The undated 26-page document explicitly names three German firms – Stellar, Cetel and IABG - who Spiegel says were targeted for surveillance by listening stations in Bude operated jointly by GCHQ and America's NSA. It claims that the surveillance was carried out in order to spy on the internet traffic flowing through their high-speed nodes.
The document identifies the key customers of internet communications firm Stellar, and the names and email addresses of 16 employees, including CEO Christian Steffen, in order to “task” or monitor them.
GCHQ also identified the servers and customers of German internet service provider Cetel, which has customers in Africa and the Middle East as well as one “northern European country that uses Cetel to connect its diplomatic outposts to the internet”.
Finally the document quoted by Spiegel – and so far not questioned by those named - shows GCHQ interested in German aerospace firm IABG, saying it may have already been targeted by the NSA in a case of what could be “industrial” rather than “political” espionage. IABG's customers include the German Defence Ministry and armed forces, and it was involved in projects like the Airbus A380 super jumbo jet and the Ariane European space rocket.
In the wake of the revelations, Steve Durbin, global vice president of the Information Security Forum (ISF) industry body, says organisations should toughen up their information security controls.
He told SCMagazineUK.com via email: “Revelations that governments and their agencies are monitoring voice and data communications, and cracking encryption algorithms through ‘backdoors' has fundamentally undermined trust in cyberspace.”
As a result, Durbin said: “Organisations should reinforce basic information security arrangements. This means understanding what and where the most critical information assets are and their key vulnerabilities and the main threats against them. Standards and controls should be in place to mitigate the associated risks to these assets. Going up against a nation-state backed adversary is not a fair fight.”
The revelations come shortly after a Lieberman Software survey showed that the rising level of government surveillance has already driven a third of organisations away from using cloud storage for their data.
Security expert Professor John Walker, a director of cyber security service firm ISX, agreed companies should be cautious but should not necessarily rule out cloud storage.
He told SCMagazineUK.com: “Security in the cloud can be strong, but only when it is provisioned with a wide understanding of the adverse conditions.”
For example, he said, companies considering cloud-based solutions such as Office 365 should examine whether they are subject to legislation like the US Patriot Act “that may imply the right-to-access”.
Walker said the increased focus on information security in business was a good thing, advising: “Expect to be breached – and then work toward mitigating that expectation. And if you are deploying to cloud, then understand where your data is stored, what legislations are applicable, and ask the question about backing out and the complete data destruction of ‘your' assets.”
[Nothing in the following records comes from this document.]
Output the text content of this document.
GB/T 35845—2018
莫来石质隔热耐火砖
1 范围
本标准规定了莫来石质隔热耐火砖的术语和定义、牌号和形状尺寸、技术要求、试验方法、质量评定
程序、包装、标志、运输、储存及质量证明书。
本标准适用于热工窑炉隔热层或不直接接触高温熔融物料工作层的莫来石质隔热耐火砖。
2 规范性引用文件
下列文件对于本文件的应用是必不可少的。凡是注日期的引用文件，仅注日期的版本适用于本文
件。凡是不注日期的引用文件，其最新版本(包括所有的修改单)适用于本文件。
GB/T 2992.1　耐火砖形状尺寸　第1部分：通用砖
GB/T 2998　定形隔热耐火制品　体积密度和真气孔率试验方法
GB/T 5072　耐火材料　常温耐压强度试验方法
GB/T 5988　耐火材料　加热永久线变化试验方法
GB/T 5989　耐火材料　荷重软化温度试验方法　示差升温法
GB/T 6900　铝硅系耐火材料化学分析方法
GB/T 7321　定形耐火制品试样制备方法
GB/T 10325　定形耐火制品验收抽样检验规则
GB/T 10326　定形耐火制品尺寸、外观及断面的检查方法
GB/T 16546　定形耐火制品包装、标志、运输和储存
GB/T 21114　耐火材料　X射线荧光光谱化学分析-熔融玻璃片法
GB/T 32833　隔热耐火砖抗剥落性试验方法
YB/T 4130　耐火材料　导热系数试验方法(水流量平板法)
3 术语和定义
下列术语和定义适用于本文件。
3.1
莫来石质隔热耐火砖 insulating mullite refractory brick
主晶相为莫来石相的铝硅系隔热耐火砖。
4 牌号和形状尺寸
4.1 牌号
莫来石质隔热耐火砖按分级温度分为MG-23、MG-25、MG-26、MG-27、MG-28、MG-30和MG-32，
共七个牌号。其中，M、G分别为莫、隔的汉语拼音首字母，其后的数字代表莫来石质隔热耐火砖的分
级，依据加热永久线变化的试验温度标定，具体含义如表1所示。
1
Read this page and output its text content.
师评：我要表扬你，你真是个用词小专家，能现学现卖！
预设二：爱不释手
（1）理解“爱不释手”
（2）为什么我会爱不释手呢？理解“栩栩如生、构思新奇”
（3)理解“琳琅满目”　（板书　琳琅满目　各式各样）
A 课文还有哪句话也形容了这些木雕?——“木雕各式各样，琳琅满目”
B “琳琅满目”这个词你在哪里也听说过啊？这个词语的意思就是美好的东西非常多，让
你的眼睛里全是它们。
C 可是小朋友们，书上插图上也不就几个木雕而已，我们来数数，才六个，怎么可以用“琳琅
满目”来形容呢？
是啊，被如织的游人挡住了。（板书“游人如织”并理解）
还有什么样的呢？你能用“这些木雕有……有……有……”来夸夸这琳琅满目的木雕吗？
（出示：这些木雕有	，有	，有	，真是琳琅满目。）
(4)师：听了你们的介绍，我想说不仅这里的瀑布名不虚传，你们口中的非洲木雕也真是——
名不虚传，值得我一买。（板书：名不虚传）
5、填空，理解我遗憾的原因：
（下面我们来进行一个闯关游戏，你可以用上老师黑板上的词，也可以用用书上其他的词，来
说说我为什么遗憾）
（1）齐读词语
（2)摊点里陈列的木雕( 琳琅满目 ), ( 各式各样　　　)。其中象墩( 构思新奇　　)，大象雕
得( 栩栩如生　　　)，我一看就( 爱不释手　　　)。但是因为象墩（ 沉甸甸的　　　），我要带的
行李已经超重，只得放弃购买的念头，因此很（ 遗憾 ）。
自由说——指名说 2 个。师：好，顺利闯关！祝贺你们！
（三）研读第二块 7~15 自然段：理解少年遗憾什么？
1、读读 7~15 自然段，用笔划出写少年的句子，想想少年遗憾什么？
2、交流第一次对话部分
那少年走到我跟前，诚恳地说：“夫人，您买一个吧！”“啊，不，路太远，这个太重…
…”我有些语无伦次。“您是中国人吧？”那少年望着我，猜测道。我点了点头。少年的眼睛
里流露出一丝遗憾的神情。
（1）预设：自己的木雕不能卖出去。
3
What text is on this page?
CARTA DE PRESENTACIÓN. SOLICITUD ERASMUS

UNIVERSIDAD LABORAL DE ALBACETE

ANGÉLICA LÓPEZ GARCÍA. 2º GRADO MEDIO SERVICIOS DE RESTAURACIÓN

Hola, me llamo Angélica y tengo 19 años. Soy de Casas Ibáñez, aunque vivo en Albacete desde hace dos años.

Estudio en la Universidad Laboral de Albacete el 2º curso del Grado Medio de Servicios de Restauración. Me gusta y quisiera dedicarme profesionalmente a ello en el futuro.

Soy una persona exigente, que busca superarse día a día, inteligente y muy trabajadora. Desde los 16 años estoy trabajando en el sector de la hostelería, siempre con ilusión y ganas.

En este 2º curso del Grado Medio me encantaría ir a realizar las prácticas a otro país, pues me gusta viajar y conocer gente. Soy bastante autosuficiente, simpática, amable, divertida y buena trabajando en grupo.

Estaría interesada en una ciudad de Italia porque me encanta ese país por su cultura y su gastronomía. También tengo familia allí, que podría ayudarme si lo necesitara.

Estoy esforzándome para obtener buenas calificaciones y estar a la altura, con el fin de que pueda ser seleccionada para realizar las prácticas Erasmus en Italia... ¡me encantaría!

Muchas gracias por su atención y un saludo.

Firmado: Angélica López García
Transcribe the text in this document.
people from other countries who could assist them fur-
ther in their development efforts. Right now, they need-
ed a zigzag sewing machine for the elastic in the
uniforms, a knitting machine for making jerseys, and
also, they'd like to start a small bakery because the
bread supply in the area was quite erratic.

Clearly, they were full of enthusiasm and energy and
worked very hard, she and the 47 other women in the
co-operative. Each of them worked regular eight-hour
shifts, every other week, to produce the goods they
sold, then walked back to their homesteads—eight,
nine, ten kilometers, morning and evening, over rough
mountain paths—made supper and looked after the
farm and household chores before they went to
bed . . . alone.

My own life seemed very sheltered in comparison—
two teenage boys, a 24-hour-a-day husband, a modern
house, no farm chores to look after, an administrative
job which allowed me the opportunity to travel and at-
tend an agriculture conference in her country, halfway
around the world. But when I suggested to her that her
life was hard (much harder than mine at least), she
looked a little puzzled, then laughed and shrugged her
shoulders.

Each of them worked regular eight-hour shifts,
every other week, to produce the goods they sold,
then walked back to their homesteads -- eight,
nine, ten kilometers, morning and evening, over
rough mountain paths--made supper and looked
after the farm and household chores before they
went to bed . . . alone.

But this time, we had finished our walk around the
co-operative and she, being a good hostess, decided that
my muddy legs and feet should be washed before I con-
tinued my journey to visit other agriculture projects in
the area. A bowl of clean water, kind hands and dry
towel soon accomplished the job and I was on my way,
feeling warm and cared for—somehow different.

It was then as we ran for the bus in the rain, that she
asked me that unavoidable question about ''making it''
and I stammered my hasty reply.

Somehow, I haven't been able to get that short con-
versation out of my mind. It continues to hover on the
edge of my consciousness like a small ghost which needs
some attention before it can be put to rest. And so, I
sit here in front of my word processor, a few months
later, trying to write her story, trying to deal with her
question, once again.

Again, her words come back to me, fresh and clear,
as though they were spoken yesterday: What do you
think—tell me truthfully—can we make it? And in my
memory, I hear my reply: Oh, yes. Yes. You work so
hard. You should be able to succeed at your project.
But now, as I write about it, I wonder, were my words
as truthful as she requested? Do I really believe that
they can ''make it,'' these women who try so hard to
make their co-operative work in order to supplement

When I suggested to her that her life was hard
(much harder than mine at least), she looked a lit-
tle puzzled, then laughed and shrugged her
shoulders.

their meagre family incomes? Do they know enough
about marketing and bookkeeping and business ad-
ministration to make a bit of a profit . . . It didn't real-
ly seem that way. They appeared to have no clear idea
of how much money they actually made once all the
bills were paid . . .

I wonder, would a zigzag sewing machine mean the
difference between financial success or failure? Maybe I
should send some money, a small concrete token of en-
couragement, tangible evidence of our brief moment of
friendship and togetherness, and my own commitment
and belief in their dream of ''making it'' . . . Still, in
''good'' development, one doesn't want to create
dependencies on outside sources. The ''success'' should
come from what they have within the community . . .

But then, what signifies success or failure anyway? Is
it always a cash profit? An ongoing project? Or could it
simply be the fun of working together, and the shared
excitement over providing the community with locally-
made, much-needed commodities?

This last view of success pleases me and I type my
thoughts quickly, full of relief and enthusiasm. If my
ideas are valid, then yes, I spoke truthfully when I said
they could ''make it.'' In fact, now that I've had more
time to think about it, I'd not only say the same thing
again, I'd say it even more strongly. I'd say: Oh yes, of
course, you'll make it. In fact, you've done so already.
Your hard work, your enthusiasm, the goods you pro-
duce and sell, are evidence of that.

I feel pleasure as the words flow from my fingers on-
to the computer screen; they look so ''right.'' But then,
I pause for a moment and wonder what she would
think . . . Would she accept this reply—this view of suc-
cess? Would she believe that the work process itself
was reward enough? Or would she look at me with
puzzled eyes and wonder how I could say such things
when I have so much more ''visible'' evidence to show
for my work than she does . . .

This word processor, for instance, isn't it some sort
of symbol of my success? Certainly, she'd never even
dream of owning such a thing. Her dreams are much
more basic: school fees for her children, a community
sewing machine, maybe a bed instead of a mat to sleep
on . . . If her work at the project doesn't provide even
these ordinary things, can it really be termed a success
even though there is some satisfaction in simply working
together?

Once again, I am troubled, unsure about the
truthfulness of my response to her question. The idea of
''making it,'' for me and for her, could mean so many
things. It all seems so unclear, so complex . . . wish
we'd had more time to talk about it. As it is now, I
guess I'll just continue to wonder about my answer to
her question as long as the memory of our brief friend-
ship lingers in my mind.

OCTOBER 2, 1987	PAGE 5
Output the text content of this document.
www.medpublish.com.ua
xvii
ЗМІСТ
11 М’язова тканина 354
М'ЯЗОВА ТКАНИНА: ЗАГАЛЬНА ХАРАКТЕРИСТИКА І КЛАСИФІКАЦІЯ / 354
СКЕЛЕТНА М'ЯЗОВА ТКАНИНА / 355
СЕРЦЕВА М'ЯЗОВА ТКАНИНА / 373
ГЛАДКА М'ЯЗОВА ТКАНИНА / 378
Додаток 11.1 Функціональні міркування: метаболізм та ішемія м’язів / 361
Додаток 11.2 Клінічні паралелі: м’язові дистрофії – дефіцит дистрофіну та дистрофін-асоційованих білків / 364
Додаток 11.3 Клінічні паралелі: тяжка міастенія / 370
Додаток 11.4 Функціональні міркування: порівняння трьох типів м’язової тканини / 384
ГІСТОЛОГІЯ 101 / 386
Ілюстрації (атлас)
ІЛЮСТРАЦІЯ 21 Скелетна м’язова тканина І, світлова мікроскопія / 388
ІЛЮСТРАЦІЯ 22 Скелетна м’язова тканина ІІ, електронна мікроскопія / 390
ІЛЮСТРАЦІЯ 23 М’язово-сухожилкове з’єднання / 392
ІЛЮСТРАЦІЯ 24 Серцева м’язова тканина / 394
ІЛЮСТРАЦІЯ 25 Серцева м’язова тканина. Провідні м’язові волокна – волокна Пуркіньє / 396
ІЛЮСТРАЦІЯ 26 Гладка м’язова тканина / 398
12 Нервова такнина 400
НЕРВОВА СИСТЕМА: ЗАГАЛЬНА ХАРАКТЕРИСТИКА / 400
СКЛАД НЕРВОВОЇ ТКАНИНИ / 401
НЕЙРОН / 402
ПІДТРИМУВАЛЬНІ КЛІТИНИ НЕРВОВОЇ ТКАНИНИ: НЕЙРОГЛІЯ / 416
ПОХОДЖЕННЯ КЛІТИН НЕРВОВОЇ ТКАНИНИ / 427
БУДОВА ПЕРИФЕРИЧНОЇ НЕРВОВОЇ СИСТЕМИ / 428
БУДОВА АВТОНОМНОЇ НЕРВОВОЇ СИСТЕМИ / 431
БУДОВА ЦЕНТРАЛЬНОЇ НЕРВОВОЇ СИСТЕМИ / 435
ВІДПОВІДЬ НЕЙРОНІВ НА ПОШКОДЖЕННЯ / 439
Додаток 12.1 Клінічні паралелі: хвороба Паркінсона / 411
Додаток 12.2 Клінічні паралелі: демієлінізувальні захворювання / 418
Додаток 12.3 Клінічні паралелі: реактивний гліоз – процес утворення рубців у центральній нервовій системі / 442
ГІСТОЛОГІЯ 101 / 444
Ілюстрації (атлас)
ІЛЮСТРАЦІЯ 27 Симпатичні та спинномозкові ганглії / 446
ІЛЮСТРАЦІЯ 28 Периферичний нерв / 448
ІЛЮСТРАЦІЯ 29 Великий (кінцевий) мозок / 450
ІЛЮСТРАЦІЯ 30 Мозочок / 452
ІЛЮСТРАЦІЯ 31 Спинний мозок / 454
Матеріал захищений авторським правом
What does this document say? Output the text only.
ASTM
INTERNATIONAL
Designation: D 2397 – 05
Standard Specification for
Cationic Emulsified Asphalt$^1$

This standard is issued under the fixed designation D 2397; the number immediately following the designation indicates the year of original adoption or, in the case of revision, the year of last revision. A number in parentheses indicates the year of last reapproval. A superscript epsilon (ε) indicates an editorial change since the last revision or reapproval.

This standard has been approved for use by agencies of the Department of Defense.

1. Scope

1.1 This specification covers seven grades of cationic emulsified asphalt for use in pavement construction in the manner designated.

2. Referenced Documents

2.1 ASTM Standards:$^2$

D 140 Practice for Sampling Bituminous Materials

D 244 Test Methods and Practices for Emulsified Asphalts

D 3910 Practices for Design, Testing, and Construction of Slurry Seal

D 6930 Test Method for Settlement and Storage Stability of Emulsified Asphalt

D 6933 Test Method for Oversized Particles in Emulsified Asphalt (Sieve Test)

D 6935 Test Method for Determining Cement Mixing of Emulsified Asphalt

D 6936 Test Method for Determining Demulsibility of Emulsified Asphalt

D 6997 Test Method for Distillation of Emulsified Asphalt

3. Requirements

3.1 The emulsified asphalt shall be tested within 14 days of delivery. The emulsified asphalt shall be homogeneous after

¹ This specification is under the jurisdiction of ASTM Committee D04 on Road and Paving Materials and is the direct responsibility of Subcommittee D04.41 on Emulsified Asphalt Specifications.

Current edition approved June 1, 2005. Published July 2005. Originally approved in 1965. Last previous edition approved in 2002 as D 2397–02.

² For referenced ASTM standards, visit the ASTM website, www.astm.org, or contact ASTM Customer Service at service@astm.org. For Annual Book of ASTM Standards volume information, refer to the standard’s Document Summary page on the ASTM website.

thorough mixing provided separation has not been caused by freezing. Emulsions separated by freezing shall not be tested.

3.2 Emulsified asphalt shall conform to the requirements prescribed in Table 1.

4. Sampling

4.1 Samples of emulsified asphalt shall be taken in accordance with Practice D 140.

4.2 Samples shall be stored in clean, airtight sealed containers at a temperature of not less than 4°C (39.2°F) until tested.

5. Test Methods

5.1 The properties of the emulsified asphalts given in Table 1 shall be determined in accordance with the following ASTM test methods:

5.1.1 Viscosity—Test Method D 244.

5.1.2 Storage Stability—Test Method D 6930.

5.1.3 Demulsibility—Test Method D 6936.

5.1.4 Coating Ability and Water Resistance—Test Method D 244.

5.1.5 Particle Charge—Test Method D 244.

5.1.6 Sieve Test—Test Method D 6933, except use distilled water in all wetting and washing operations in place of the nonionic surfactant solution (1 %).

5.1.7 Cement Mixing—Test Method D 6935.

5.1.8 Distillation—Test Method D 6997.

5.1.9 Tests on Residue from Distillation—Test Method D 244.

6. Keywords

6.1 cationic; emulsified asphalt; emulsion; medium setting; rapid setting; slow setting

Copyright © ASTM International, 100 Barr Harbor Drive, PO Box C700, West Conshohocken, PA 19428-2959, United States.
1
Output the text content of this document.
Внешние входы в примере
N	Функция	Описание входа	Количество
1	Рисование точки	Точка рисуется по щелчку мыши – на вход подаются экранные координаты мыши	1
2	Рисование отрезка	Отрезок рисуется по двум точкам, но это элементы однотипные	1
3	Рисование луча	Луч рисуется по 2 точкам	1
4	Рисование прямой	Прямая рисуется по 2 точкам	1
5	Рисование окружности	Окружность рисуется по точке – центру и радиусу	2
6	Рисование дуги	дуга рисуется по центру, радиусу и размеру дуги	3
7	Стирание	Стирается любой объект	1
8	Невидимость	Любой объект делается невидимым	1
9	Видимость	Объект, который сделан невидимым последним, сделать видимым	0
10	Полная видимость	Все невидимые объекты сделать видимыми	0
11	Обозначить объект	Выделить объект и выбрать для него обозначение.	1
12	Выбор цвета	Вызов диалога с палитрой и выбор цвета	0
Durbin added that organisations should stay up-to-date with government activities in all jurisdictions in which they operate. He also suggested joining in threat intelligence-sharing forums, and “cultivating a culture of information risk to build information security capabilities within the organisation”.
GCHQ issued its standard statement in response to the Spiegel claims, saying it does not comment on intelligence-related issues but "all of its work is carried out in accordance with a strict legal and policy framework which ensures that our activities are authorised, necessary and proportionate".